The world's earliest known bird genus, Archaeopteryx, is only understood thanks to a small handful of fossils.

A new find from Northern Bavaria is the oldest one yet, harking back 150 million years - and it may also shed some light on how the animal evolved.

Fossils of the bird were first discovered in the 1860s, and to date all Archaeopteryx fossil records have emerged from the same place: the valley of the Altmühl river in southern Germany. During the Jurassic, the area was an extensive archipelago.

This, too, was where the most recent Archaeopteryx fossil was found in 2010 - exceptionally well preserved remains, although not quite as detailed as the 1874 Berlin specimen, so detailed the rock even contained impressions of its plumage.

Now researchers from Ludwig-Maximilians-Universitaet in Munich have analysed the specimen, and found some differences from the other known fossils - a curious result indeed.

archaeopteryx fossil oldest ever labelled uv(O. Rauhut, LMU)

Determining the fossil's status as an Archaeopteryx, however, has been a tremendously painstaking order of business.

Several specimens reported as Archaeopteryx over the years have turned out to be other species. 

For instance, the very first Archaeopteryx fossil, the Haarlem specimen found in 1855, was reclassified just last month. It was, palaeontologists Christian Foth and Oliver Rauhut concluded, closer to the Chinese bird-like dinosaur Anchiornis than Archaeopteryx.

The species has also come under fire, with scientists in the 1980s challenging it as a hoax.

Rauhut, a professor in the Department for Earth and Environmental Sciences, also led the research on the newest specimen, finding that it predated any of the previous discoveries - and that the Jurassic species existed much longer than previously thought.

"Specimens of Archaeopteryx are now known from three distinct rock units, which together cover a period of approximately 1 million years," Rauhut said.

As the oldest example of Archaeopteryx, the fossil has features similar to those of predatory non-avian Theropod dinosaurs such as Tyrannosaurus rex and Velociraptor, to which it is related.

But it also has a lot of differing features, which allowed the team to develop a diagnostic key to help more accurately identify Archaeopteryx, should more specimens be found in the future.

And it's not exactly the same as its later Archaeopteryx relatives, either. Notably, Rauhut and his team found that the teeth lining the crow-sized birds' beaks differed in pattern, and no two Archaeopteryx specimens were alike.
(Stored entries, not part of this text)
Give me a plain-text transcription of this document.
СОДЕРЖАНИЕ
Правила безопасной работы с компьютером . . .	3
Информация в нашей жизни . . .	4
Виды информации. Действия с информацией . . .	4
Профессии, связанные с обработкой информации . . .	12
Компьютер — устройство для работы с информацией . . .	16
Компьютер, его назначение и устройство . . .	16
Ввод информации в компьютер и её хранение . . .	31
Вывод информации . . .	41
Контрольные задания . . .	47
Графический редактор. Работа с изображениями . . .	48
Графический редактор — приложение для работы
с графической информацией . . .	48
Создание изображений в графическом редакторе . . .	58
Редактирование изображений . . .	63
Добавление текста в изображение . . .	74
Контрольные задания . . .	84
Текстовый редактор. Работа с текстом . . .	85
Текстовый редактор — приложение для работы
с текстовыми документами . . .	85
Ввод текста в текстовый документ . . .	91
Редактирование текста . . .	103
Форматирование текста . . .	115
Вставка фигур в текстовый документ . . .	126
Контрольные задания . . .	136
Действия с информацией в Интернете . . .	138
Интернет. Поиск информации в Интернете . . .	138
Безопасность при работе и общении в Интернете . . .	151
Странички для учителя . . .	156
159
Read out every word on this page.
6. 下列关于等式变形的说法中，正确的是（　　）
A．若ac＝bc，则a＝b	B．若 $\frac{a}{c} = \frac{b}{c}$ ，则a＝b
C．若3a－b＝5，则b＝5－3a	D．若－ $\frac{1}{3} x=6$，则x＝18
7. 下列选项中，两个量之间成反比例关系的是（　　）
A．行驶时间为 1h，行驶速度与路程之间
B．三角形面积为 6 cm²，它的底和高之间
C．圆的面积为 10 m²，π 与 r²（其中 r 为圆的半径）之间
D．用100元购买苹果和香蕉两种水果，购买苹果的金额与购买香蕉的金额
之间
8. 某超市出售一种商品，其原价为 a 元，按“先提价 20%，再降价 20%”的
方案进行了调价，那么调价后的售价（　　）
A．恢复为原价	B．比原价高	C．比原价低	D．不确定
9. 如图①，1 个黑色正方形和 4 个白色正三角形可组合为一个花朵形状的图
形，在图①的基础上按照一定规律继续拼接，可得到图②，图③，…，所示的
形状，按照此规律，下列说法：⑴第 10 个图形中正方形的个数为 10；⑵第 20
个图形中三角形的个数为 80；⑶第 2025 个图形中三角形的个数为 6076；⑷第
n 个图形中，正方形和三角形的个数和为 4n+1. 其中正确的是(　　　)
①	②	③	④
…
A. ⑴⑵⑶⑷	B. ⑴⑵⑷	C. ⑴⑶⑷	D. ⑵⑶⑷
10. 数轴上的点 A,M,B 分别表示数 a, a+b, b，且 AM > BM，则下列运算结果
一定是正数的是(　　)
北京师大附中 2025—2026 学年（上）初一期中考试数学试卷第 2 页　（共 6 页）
Because the birds used to live on an archipelago, this suggests that, like Darwin's finches, they may have evolved to suit different living conditions on different islands - with a very strong identifier being their beaks.

"The high degree of variation in the teeth is particularly striking - none of the specimens shows the same pattern of dentition as any other, which could reflect differences in diet," Rauhut said.

"It is even conceivable that this primeval bird genus might, in a similar fashion, have diversified into several specialised forms on the islands of the Solnhofener Archipelago.

"In that case, the Archaeopteryx fossils could represent a species flock, a Jurassic analog of Darwin's finches."

The paper can be read in full in the journal PeerJ.